Fly Like Bond In Octopussy’s Jet
The pint-sized plane will facilitate your escape from villains, but it only flies if the pilot is wearing velour.
Want a private jet from the early eighties powered solely by double-entendres? Your day has come, chap: The Superlight aircraft from 1983’s Octopussy is going up for auction today in Beverly Hills.
The jet is a Bede BD-5J (or “Acrostar”), a tiny personal aircraft sold in the early seventies. Originally, it was marketed as an inexpensive ($1500) “kit plane” for home enthusiasts. Bond’s version, though, is a later development, with a Sermel turbojet that allowed to hit 300 mph and climb to 23,000 feet, high enough to evade a Cuban heat-seeking missile.

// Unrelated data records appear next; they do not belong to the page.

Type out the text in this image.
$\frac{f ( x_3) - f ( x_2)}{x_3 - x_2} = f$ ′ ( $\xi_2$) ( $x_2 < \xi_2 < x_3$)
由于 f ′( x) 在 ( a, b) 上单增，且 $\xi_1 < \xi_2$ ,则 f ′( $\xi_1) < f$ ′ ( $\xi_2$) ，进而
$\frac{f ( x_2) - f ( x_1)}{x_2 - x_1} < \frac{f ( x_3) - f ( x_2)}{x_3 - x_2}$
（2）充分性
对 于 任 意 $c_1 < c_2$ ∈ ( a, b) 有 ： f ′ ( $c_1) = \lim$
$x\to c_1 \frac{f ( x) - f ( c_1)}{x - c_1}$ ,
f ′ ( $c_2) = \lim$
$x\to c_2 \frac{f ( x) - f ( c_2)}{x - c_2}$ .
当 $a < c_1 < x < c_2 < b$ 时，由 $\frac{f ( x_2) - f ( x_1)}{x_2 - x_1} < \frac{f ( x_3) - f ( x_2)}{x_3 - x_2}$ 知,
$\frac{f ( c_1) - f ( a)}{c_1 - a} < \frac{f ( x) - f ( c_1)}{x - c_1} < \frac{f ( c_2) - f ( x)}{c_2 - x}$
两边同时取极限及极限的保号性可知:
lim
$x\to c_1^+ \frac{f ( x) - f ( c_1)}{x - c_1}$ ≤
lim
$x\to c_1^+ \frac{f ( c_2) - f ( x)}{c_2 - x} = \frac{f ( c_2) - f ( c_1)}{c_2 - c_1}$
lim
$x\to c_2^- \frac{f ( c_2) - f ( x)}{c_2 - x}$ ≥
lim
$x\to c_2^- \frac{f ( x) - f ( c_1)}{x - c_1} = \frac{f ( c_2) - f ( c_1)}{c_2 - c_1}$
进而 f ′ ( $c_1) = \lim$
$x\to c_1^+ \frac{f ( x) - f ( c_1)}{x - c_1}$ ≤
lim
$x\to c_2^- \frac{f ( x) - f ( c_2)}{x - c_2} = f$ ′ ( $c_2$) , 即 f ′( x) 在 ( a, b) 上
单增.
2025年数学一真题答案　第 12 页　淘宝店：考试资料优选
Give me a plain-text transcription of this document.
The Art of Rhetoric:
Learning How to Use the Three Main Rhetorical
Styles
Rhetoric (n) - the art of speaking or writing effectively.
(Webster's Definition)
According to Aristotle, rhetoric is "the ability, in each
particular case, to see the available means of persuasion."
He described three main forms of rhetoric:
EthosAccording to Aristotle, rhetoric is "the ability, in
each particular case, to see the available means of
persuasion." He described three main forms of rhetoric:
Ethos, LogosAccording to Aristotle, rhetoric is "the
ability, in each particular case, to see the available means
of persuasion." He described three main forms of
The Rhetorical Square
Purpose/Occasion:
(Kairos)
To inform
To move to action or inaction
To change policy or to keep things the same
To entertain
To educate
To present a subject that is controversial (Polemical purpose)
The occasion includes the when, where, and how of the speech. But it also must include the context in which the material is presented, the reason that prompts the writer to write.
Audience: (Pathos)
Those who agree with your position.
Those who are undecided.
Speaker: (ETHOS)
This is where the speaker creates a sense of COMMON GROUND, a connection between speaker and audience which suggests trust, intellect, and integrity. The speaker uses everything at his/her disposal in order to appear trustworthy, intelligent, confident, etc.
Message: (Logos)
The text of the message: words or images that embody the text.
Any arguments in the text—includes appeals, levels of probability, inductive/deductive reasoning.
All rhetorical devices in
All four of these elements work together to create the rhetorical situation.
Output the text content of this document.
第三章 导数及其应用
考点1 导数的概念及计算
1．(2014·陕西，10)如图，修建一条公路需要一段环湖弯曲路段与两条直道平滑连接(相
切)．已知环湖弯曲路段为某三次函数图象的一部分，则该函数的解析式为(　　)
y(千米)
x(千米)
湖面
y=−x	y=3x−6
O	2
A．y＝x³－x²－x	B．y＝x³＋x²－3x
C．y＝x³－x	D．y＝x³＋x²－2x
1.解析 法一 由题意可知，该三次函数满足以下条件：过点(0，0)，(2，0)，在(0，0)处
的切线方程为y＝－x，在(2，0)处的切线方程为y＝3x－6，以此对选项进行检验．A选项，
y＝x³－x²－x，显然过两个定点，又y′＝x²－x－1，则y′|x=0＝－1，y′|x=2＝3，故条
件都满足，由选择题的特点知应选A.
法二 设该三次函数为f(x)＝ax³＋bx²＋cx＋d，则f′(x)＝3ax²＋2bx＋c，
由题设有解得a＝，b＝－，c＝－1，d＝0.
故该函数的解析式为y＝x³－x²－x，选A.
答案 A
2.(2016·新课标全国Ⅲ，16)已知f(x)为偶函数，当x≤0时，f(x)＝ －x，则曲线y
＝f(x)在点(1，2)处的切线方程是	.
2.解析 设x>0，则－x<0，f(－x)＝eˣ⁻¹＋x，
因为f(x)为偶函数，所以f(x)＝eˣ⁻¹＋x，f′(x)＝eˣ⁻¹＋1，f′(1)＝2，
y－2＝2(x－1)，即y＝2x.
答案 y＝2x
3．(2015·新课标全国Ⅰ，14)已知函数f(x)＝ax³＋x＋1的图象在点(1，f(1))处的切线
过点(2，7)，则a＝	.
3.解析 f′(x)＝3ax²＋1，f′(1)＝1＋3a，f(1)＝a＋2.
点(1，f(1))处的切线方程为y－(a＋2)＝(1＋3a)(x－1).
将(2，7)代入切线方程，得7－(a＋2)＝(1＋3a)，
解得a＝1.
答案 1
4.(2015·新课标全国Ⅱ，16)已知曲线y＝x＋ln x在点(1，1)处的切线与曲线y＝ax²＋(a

The glass canopy and mod red-white-and-blue scheme give the plane a fighter-jet-twice-through-the-drier look, though anything the size of a refrigerator that moves that fast is cool in our book, even without Roger Moore’s ass-print in the leather. A word of caution: If you don’t die on the first day you fly it, you may well die on another one. There have been five fatal Bede crashes – two in the last ten years.
If you win the auction, honor its history by sipping a martini in the bar of your local airfield and gazing out the window at your grounded Bond jet—not taking her for a spin. Really, you only live once.